Bills Wind Down The Texas Health Insurance Risk Pool When It Is No Longer Needed
Since 1998, the Texas Health Insurance Pool (the state’s high risk pool) has been providing health insurance coverage to Texas residents who cannot get coverage in the private market because they have pre-existing medical conditions. Since its inception, the pool has offered a lifeline to many Texans, but because its coverage is expensive—as required by state law, pool premiums are generally twice as high as comparable coverage—many more Texans with preexisting conditions have remained uninsured. The national health reform law, the Affordable Care Act, makes fundamental changes to the insurance market that remove the need for states to have high risk pools. Starting on January 1, 2014, health insurance companies can no longer deny a person coverage because of pre-existing conditions or charge them higher premiums. Texans covered by the pool today will be able transition into the new Health Insurance Marketplace, where they can choose among a wider array of plan options and have access to some benefits, like maternity, that are not offered by the pool. For example, Sally Jo Hahn, profiled in this YNN story last year, pays $640 a month in Texas’ high-risk pool, and she’s looking forward to more affordable coverage in 2014.
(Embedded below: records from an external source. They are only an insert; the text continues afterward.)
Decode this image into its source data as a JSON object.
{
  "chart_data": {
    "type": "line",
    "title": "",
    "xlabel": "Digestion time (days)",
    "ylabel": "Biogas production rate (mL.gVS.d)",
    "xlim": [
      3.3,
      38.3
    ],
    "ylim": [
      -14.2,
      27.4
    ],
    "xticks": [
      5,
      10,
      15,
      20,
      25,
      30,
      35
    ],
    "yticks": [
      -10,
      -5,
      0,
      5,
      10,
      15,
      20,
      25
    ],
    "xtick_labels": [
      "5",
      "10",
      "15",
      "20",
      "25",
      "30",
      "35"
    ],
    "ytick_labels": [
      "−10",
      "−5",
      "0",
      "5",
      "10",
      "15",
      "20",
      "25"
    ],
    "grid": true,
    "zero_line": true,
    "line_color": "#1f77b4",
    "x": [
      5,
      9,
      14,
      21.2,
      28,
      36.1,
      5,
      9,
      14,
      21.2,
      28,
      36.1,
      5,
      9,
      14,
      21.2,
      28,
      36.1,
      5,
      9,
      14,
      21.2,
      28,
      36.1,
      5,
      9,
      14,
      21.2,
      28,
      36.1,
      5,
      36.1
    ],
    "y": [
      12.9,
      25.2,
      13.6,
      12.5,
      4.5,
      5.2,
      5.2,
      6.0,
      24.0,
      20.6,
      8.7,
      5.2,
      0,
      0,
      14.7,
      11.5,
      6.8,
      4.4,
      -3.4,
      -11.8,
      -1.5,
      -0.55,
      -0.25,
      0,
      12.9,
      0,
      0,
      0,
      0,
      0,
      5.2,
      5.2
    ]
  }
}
Coverage in the Marketplace will be more affordable than the state’s risk pool. Low- and moderate-income pool enrollees who get pool subsidies today will pay less in the Marketplace, where more generous subsidies are available. And even higher income pool enrollees who will have to pay full-price premiums in the Marketplace will fare better, because if the risk pool were to stay open, its premiums would have to climb to twice that in the Marketplace.
SB 1367 by Senator Duncan and HB 2791 by Representative Smithee both wind down the state pool in a responsible manner, by directing the pool board to develop a plan to dissolve the pool, transferring pool authority to the Texas Department of Insurance (to ensure medical claims will be paid, for example), and ensuring that pool coverage doesn’t end before Marketplace coverage takes effect. Abolishing the pool when it is no longer needed makes sense, and helping pool enrollees move to the Marketplace as soon as it opens not only will result in lower costs for pool enrollees, but also will mean they enter the Marketplace when the most generous federal “reinsurance” funding is available to lessen costs for Marketplace plans that enroll a larger share of less healthy enrollees.
It is important that the pool stay open long enough to allow members to move into the Marketplace. The Marketplace is scheduled to begin open enrollment on October 1, 2013 with coverage taking effect on January 1, 2014. The bill requires risk pool coverage to end as of January 1, 2014 (as long as the Marketplace has guaranteed-issue coverage effective). That means pool members will have less than 3 months to shop for and enroll in Marketplace coverage if they want to avoid any gaps in coverage and have their new policy effective on January 1. That is a quick transition, but doable if the pool provides meaningful education and transition assistance to its 23,000 members. We are pleased to see that the pool’s outreach and education efforts about Marketplace coverage are already underway.